Fighting for Custody: UFC Star, Chuck Liddell Embroiled in Custody Dispute
In early April it was reported that UFC superstar, Chuck Liddell, had begun a custody battle for his son. He and his ex-partner, Lori Geyer have a 12-year-old son together named Cade. While Chuck currently lives in L.A., his son lives primarily with Lori in Colorado. On April 1, 2011, Chuck attended the L.A. County Courthouse to request full custody of his son. He claimed that Cade was depressed and didn't want to go back to live with his mother after a access visit with Chuck. He also claimed that he believed that his health and safety were at risk because Cade had been living with a toothache for 2-3 months.
While this was happening, Lori filed a Police Report in Colorado claiming that Chuck had kidnapped Cade. Chuck had picked up Cade on March 23 and allegedly informed Lori that he would be returning him on March 27 and that they would be spending time with each other in Colorado. Lori called the Police on March 27 when she received a phone call from Chuck's lawyer explaining that Cade was in California and that he would not be returned to her until after the Custody hearing which they planned to bring. No charges were laid against Chuck as the police determined that no criminal activity had occurred.
In her pleadings, Lori claimed that Chuck used illegal drugs and was dependant on alcohol and this has clouded his judgment and has led him to take their son from her.
At the April 1, 2011 custody hearing in L.A., the Court determined that they did not have jurisdiction to hear the matter and that the case should have been brought in Colorado where the child primarily lives. The matter was to be heard in Colorado on April 5, 2011. No reports have surfaced regarding what happened on that date.
What would happen in Ontario?
Although this case is about a "custody" battle for Cade, it is important to note the different definitions of the word custody in Canada and in the United States. In the U.S. "custody" refers to the physical care and control of the child. In Canada, "custody" is the legal decision making responsibilities for the child, but not the physical care of the child.
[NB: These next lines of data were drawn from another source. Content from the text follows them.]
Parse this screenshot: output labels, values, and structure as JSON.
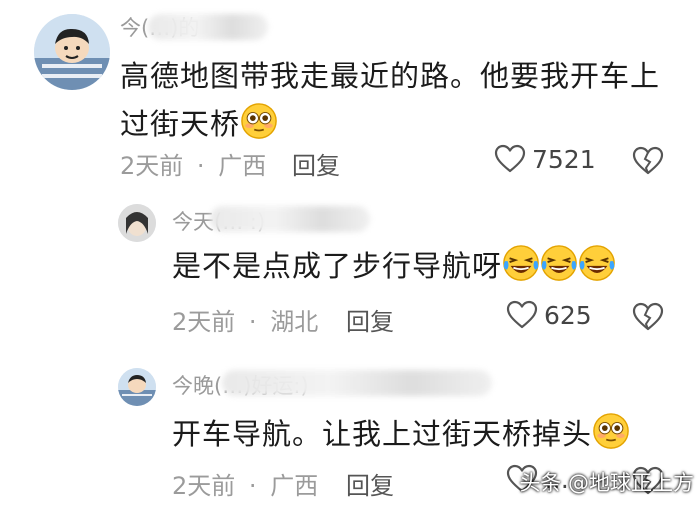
{
  "comments": [
    {
      "username": "今(…)的",
      "text_line1": "高德地图带我走最近的路。他要我开车上",
      "text_line2": "过街天桥",
      "emoji": "flushed-face",
      "time": "2天前",
      "sep": "·",
      "location": "广西",
      "reply_label": "回复",
      "likes": "7521"
    },
    {
      "username": "今天(… :)",
      "text": "是不是点成了步行导航呀",
      "emoji": "laughing-tears-face",
      "emoji_count": 3,
      "time": "2天前",
      "sep": "·",
      "location": "湖北",
      "reply_label": "回复",
      "likes": "625"
    },
    {
      "username": "今晚(…)好运:)",
      "text": "开车导航。让我上过街天桥掉头",
      "emoji": "flushed-face",
      "time": "2天前",
      "sep": "·",
      "location": "广西",
      "reply_label": "回复",
      "likes": "…"
    }
  ],
  "watermark": "头条 @地球正上方",
  "icons": {
    "like": "heart-outline-icon",
    "dislike": "broken-heart-icon"
  }
}
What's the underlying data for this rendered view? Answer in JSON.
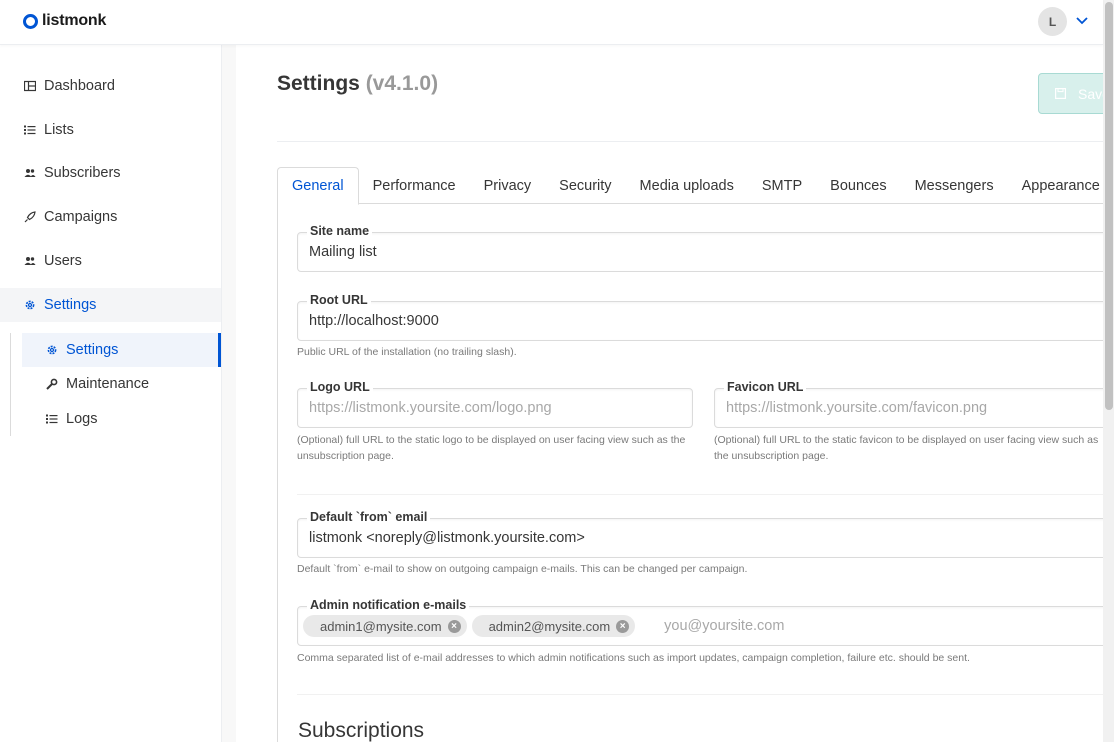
{
  "app": {
    "logo_text": "listmonk",
    "brand_color": "#0055d4"
  },
  "header": {
    "avatar_initial": "L"
  },
  "sidebar": {
    "items": [
      {
        "label": "Dashboard",
        "icon": "dashboard-icon"
      },
      {
        "label": "Lists",
        "icon": "list-icon"
      },
      {
        "label": "Subscribers",
        "icon": "users-icon"
      },
      {
        "label": "Campaigns",
        "icon": "rocket-icon"
      },
      {
        "label": "Users",
        "icon": "users-icon"
      },
      {
        "label": "Settings",
        "icon": "gear-icon"
      }
    ],
    "sub_items": [
      {
        "label": "Settings",
        "icon": "gear-icon"
      },
      {
        "label": "Maintenance",
        "icon": "wrench-icon"
      },
      {
        "label": "Logs",
        "icon": "list-icon"
      }
    ]
  },
  "page": {
    "title": "Settings",
    "version": "(v4.1.0)",
    "save_label": "Save"
  },
  "tabs": [
    "General",
    "Performance",
    "Privacy",
    "Security",
    "Media uploads",
    "SMTP",
    "Bounces",
    "Messengers",
    "Appearance"
  ],
  "form": {
    "site_name": {
      "label": "Site name",
      "value": "Mailing list"
    },
    "root_url": {
      "label": "Root URL",
      "value": "http://localhost:9000",
      "help": "Public URL of the installation (no trailing slash)."
    },
    "logo_url": {
      "label": "Logo URL",
      "placeholder": "https://listmonk.yoursite.com/logo.png",
      "help": "(Optional) full URL to the static logo to be displayed on user facing view such as the unsubscription page."
    },
    "favicon_url": {
      "label": "Favicon URL",
      "placeholder": "https://listmonk.yoursite.com/favicon.png",
      "help": "(Optional) full URL to the static favicon to be displayed on user facing view such as the unsubscription page."
    },
    "from_email": {
      "label": "Default `from` email",
      "value": "listmonk <noreply@listmonk.yoursite.com>",
      "help": "Default `from` e-mail to show on outgoing campaign e-mails. This can be changed per campaign."
    },
    "admin_emails": {
      "label": "Admin notification e-mails",
      "tags": [
        "admin1@mysite.com",
        "admin2@mysite.com"
      ],
      "placeholder": "you@yoursite.com",
      "help": "Comma separated list of e-mail addresses to which admin notifications such as import updates, campaign completion, failure etc. should be sent."
    }
  },
  "section": {
    "subscriptions_title": "Subscriptions"
  }
}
The physical care of having the child live with one parent or the other is referred to as parenting time. In this case, it appears that the parenting time is split so that Lori is the primary residence parent and Chuck is the access parent. When Chuck attended at Court and claimed that Cade did not want to live with Lori any more and that he therefore wanted to have full custody of Cade, if he were in Ontario, he would be requesting that the parenting arrangement be changed so that he would be the primary residence parent and Lori, the access parent. When a claim such as this is brought forth, the Court will have to determine if the requested change is in the Best Interests of the Child as outlined in the Divorce Act or the Children's Law Reform Act.
It is clear that this is a very high conflict matter. From the initial reading of the news reports, it is difficult to determine which party may or may not be telling the whole truth about the matter. In circumstances such as these where there is a lot of conflict between the parties, and where it would be difficult for a Court to determine which party is being truthful and what is in the Best Interests of the Child regarding the custody of and parenting arrangements for the child, there is an option to enlist the assistance of third parties trained to deal with children.
In order to determine the best option for who the child should be living with, the parties may request the assistance of the Office of the Children's Lawyer (OCL). The OCL is a government-run organization staffed with lawyers and social workers who may represent the child's interests in a given matter. When parties would like the assistance of the OCL, they can ask for the Court to make an Order requesting their involvement. Although a Court may make this order, the OCL will review the files and the intake forms of both parties and then make a determination as to whether they will become involved in the matter. If the OCL chooses to become involved, they may assign either a lawyer to the child or a social worker to the file. When a child is slightly older and would have a opinion of their own on the situation, as Cade would in this case, the OCL generally assigns a lawyer to the file who obtains the child's position regarding the matter. As a child gets older, his or her position and interests hold more weight and need to be taken into consideration. If a child is younger and is unable to articulate him or herself fully, a social worker or clinical investigator is usually assigned to the file as these individuals are trained to be able to determine what is best for the child in the circumstances based on their investigations and interviews with the individuals in the child's life.
In either instance, the individual will interview the child, the parents, and any other people in the child's life that he or she believes would have information relevant to the investigation so that they are able to provide an opinion parties and to the Court regarding what he or she believes is the best living arrangements for the child. Generally the OCL's opinion holds great weight with the Court with respect to the parenting arrangement which is Ordered as this person will have a background knowledge of the family and the child's situation that the Court would not have.
In this case, it would be a good idea to ask the Court for an Order requesting the involvement of the Office of the Children's lawyer. From the facts as we know them, it would be very difficult for the Court to determine what parent should be the primary residence parent of the Cade. In addition, as Cade is a 12-year-old boy, and as Chuck has claimed that Cade has said that he wants to live with him instead of with Lori, it would be important for Cade to have representation in order for his opinions to also be heard.
If the OCL declined to become involved in this matter, the parties would have to decide whether it would be best to hire another third party, such as a assessor, or mediator, who would be able to spend more time with the family and come to an opinion about Cade's primary residence, or if they would simply like to request that the Court make the determination without any outside help.